Premier Sandy Silver said the reopening of the Yukon will need to be a balancing act and part of a larger plan in dealing with COVID-19.
Silver and Dr. Brendan Hanley, the Yukon’s chief medical officer of health, gave some details on the work toward reopening and gave the current virus stats during the April 28 update.
The total number of cases remains at 11, with eight people fully recovered.
Silver said that reopening the territory would take planning and must be done with caution to not waste effort. Any action taken will have a public health foundation, Silver said, adding the measures to contain COVID-19 are working.
The process to roll back measures will be gradual, he said, and the health care system must also be prepared to handle reopening.
Silver reiterated that any policy related to COVID-19 would be formulated based on Hanley’s advice. He added that Yukoners would be updated as plans are solidified.
“It’s not time yet (to reopen),” Silver said. “We must be patient.”
Hanley said the Yukon is in a good place overall, though the territory cannot relax measures too soon or wait too long either.
To roll back measures, there needs to be a high testing capacity to remain ahead of any possible spread.
Earleir in the week the government announced it had received six ventilators from the Public Health Agency of Canada on April 27, bumping the territory’s total supply to 15.
Pauline Frost, the minister of health and social services, said the ventilators will be distributed between the Yukon Hospital Corporation and emergency medical services.

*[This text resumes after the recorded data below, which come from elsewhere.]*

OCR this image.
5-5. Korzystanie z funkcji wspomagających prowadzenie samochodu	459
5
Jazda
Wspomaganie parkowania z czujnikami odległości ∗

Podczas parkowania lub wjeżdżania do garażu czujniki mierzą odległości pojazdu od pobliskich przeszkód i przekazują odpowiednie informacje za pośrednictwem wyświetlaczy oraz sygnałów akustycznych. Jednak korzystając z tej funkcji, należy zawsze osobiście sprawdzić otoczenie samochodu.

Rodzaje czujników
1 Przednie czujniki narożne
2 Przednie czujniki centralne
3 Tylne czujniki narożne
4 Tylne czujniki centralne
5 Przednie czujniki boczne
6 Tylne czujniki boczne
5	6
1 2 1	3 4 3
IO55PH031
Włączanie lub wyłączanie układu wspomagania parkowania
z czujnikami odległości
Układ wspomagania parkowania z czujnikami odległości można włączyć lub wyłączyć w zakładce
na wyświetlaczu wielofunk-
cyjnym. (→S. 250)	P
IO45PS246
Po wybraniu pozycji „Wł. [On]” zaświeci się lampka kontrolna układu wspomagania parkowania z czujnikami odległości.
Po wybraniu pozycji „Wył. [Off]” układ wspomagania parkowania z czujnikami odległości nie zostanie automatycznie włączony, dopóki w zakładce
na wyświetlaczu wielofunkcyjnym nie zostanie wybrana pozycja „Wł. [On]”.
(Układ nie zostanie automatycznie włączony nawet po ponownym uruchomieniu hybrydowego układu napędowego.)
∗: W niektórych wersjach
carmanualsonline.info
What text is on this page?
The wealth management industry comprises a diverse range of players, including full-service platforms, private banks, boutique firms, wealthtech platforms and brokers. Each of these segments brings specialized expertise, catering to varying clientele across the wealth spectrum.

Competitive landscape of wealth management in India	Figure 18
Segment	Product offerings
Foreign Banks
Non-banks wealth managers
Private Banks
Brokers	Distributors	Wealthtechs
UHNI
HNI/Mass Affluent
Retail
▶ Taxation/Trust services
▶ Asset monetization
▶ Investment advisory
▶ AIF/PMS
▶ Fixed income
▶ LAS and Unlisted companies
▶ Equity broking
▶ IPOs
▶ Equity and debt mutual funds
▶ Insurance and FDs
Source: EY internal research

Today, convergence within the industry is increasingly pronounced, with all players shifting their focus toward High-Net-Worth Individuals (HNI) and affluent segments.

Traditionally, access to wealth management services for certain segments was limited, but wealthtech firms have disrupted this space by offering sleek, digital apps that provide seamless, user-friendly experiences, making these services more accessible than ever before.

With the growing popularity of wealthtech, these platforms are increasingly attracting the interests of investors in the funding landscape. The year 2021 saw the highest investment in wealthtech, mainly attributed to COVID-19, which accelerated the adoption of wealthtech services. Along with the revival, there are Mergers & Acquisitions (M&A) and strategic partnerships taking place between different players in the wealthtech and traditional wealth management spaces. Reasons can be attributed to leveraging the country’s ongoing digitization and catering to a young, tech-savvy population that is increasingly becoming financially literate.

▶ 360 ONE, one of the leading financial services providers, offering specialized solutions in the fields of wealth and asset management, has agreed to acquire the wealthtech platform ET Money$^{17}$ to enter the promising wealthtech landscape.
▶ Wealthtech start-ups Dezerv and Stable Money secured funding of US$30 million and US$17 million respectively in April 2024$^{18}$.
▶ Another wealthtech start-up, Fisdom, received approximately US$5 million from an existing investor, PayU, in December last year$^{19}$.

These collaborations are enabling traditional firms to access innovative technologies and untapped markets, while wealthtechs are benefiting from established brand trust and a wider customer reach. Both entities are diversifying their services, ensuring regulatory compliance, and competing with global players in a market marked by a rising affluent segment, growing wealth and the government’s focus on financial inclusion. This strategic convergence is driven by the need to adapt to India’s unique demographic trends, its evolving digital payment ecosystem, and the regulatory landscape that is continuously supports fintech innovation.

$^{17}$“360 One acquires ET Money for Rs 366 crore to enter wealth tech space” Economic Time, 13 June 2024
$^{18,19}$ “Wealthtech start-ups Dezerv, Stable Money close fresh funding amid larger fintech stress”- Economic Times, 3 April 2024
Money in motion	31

Ventilators are important pieces of equipment, Frost said, but it is also paramount to have trained staff that know how to use them. The Whitehorse General Hospital has 30 nurses able to operate a ventilator.
Five of the new ventilators have been assigned to the Whitehorse General Hospital and the other was assigned to Emegency Medical Services (EMS). There will be a total of 11 ventilators at the Whitehorse General Hospital, one each in Dawson City and Watson Lake, and two assigned to EMS.
Frost also spoke about the Whitehorse Emergency Shelter. Precautions are being made to keep the facility safe, including sanitizing the bed areas, hand washing stations, and ensuring beds and services at the shelter meet social distancing parameters.
Overnight shelter guests will soon also be tested for COVID-19 symptoms now that a screening process has been developed. There is also a plan to have on-site testing for guests.
Officials are exploring ways to support and help isolate guests that are either experiencing COVID-19 symptoms or have been diagnosed with the virus.